18. Even though Priests for Life doesn’t endorse candidates, doesn’t it favor the Republicans?

Priests for Life proclaims the Gospel of Life and the demands that Gospel makes on public policy. That message is the same no matter what positions the national political parties take on life issues. Obviously, if one party takes a position against abortion and another takes a position for it, then pro-life teaching – whether enunciated by the bishops, by Priests for Life or by any other group, is, in effect, going to benefit the pro-life party. Yet that is because of the position the party takes, not because the pro-life groups choose to support that party.

Our primary spokesperson, Fr. Frank Pavone, is neither a Republican nor a Democrat, and serves as a resource to groups and public officials on both sides of the aisle.

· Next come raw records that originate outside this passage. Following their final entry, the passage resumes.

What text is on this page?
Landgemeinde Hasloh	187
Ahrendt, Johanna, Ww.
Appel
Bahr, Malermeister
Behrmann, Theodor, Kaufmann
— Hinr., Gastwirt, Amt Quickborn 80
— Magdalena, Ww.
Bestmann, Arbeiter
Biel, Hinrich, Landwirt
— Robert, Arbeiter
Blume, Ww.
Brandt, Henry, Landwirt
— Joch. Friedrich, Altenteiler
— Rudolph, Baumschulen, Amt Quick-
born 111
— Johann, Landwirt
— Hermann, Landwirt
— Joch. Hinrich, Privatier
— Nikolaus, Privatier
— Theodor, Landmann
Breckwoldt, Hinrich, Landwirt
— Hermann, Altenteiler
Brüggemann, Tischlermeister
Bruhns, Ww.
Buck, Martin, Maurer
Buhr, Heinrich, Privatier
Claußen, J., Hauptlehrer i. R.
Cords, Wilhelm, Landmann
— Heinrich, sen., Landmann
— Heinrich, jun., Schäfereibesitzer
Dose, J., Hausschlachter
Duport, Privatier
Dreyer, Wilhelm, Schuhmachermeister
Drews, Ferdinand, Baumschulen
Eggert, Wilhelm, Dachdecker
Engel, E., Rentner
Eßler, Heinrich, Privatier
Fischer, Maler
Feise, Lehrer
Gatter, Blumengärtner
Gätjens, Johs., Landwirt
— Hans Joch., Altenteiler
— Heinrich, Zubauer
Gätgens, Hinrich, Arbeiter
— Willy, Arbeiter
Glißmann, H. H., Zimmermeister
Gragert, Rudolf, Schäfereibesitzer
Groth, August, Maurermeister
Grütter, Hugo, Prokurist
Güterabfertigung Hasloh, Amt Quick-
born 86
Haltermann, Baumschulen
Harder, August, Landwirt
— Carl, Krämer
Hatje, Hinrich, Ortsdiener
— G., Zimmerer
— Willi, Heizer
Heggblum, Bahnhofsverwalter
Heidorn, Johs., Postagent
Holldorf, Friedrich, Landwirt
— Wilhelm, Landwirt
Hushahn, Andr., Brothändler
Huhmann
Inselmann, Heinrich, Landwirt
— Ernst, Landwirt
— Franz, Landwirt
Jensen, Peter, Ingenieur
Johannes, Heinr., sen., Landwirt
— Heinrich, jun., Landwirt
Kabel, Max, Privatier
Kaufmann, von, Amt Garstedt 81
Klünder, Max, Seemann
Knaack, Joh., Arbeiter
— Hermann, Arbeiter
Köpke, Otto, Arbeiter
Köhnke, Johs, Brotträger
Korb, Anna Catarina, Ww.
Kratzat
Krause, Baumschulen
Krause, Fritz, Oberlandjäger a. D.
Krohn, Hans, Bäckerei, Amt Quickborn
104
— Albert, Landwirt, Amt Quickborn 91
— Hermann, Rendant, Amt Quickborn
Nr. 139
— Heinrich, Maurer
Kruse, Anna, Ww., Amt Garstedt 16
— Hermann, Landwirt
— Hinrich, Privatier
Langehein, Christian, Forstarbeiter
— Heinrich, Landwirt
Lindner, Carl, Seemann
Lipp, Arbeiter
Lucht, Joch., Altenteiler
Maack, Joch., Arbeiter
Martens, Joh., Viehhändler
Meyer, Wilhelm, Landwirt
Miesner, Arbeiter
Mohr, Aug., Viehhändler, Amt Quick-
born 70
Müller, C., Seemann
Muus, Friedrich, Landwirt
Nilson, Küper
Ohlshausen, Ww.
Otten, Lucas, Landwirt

It is clear, however, that the Democrat Party has hardened and made even more extreme its support for abortion – even in the latest stages of pregnancy and even after the baby is born alive. In this political climate, it is clear that the only political, legislative and judicial path forward for restoring protection for the unborn is to elect more Republicans.

Furthermore, the fear of clergy, Churches, and educational organizations speaking clearly about these political realities is highly exaggerated, especially now that President Trump has made it clear that all citizens – including clergy – should be free to speak their mind, even in matters relating to politics. That is pretty consistent with what the Second Vatican Council declared when saying,

"At all times and in all places, the Church should have the true freedom to teach the faith, to proclaim its teaching about society, to carry out its task among men without hindrance, and to pass moral judgment even in matters relating to politics, whenever the fundamental rights of man or the salvation of souls requires it" (Vatican II, Gaudium et Spes, 76).

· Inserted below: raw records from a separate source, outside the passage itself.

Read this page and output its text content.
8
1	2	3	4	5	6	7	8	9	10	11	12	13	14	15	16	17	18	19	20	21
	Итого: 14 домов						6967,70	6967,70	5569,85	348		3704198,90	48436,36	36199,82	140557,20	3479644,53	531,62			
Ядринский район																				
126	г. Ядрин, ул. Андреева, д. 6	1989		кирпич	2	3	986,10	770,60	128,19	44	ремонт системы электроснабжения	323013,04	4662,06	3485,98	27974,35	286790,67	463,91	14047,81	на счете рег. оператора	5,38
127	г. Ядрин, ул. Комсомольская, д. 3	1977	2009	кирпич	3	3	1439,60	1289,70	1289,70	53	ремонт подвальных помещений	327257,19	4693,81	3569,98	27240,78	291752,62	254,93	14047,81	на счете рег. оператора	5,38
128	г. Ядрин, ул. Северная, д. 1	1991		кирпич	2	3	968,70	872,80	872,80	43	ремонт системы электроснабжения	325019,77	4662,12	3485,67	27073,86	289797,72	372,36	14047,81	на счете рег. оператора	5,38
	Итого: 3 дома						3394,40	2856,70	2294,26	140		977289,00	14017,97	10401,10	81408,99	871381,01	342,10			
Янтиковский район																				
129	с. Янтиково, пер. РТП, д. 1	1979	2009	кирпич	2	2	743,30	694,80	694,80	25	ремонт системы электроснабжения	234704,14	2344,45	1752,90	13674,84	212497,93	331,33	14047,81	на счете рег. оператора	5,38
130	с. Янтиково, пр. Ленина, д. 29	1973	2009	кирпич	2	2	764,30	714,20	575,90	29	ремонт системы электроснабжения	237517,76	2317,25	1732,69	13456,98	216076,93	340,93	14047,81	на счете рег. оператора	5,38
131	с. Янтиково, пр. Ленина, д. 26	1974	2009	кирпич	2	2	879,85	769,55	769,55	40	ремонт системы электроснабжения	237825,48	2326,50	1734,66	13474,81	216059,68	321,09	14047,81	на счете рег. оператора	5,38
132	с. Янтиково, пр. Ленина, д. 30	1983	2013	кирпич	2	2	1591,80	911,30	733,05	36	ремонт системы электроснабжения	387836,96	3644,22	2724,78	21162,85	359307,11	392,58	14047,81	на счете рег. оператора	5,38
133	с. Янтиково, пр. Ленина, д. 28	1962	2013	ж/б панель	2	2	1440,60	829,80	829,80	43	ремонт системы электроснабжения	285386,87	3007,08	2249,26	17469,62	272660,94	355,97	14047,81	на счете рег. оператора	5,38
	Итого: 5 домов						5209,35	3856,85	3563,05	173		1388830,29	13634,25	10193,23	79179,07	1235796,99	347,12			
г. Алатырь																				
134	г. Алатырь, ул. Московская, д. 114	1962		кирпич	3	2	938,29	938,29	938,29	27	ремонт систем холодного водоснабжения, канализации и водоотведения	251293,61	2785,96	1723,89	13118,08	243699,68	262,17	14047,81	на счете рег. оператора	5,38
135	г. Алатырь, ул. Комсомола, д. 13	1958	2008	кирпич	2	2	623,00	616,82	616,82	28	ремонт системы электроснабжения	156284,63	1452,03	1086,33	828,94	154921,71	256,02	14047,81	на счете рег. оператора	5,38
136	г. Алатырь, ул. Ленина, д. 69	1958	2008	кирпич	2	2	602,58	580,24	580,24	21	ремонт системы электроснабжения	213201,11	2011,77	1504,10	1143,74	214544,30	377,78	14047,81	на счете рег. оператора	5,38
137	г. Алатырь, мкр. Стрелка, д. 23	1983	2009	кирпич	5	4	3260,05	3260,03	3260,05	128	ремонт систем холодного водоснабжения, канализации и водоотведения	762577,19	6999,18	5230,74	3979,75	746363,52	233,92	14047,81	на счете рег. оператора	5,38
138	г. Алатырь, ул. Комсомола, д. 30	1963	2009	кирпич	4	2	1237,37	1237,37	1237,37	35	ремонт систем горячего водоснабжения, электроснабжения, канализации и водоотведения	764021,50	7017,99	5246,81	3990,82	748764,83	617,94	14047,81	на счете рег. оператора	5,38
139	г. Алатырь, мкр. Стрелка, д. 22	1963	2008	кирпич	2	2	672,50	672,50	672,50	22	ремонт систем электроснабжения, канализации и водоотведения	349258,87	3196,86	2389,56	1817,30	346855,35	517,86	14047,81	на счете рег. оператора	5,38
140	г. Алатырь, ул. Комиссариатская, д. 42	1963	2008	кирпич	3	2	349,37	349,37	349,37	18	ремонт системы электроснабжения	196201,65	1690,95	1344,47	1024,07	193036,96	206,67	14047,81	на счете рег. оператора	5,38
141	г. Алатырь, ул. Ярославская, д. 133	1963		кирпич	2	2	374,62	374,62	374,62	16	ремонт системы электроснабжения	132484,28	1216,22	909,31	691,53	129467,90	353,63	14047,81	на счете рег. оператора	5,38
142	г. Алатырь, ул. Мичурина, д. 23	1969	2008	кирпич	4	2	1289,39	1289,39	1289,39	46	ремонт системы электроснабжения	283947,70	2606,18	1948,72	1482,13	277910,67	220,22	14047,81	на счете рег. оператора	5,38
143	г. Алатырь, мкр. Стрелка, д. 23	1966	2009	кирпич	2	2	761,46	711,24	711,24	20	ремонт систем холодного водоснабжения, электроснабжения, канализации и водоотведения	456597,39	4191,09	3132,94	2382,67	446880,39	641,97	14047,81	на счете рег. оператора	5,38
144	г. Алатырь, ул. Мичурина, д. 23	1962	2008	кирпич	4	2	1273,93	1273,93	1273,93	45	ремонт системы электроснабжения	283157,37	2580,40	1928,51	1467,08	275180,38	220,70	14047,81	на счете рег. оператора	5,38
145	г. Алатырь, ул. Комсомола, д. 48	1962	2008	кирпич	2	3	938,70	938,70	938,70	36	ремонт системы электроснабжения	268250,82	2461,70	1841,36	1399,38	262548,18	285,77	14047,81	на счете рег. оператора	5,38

19. What is the structural relationship between Priests for Life and Rachel’s Vineyard?

The worldwide work of Rachel’s Vineyard is a ministry of Priests for Life and operates under the umbrella of Priests for Life. The founders and directors of Rachel’s Vineyard, Dr. Theresa and Kevin Burke, are employed by Priests for Life as full-time Pastoral Associates. Fr. Frank Pavone, National Director of Priests for Life, serves as National Pastoral Director and Chairman of the Board of Rachel’s Vineyard.